En l’espèce, Monsieur [R] [E] est employé par la société [5] depuis 2004. Il a été opérateur de soudure de 2004 à 2016, il a occupé différents postes au service qualité de 2016 à 2020. En 2021, il a mis sous pli des masques respiratoires anti-covid. Depuis 2022, il est agent d’entretien. Il est en charge de la dépose des rouleaux d’essuie-mains en papier dans les locaux et de l’entretien des abris fumeurs, vidage des cendriers et changement des sacs poubelle. Il travaille à temps complet, soit 40 heures par semaine.
Dans son questionnaire assuré, Monsieur [R] [E] a précisé qu’il récupérait les cartons avec un chariot, chargeait la voiture et approvisionnait tous les locaux d’entretien. Il a ajouté porter, carton par carton, environ 10 cartons de 6 rouleaux et 10 lots de 2 rouleaux tous les 2 jours plus un carton de sacs poubelle par mois. Parmi ses tâches, il passe le balai, ramasse les mégots et vide les poubelles. Il a indiqué qu’il effectuait des travaux comportant des mouvements de rotation du poignet, des travaux comportant de nombreuses saisies manuelles et/ou manipulations d’objet et des travaux comportant des mouvements répétés de flexion/extension du poignet.

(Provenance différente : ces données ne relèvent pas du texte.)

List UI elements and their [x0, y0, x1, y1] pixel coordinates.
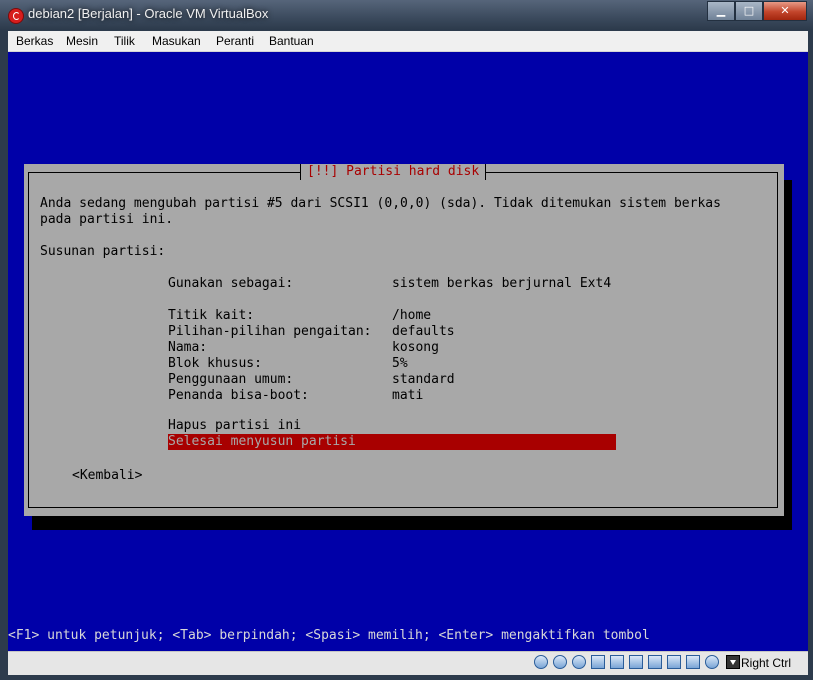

La description des tâches accomplies par Monsieur [R] [E] est concordante entre l’employeur et le salarié.
La société [5] estime que les tâches réalisées par Monsieur [R] [E] n’impliquent pas de gestes nocifs au niveau du coude en termes de répétitivité, d’amplitude ou de résistance. Elle souligne que les tâches sont variées, effectuées en binôme, sans cadence et sans hyper-sollicitation du coude.
Les travaux précisés au tableau 57 pour la tendinopathie du coude concernent des mouvements de préhension ou d’extension de la main sur l’avant-bras ou des mouvements de pronosupination.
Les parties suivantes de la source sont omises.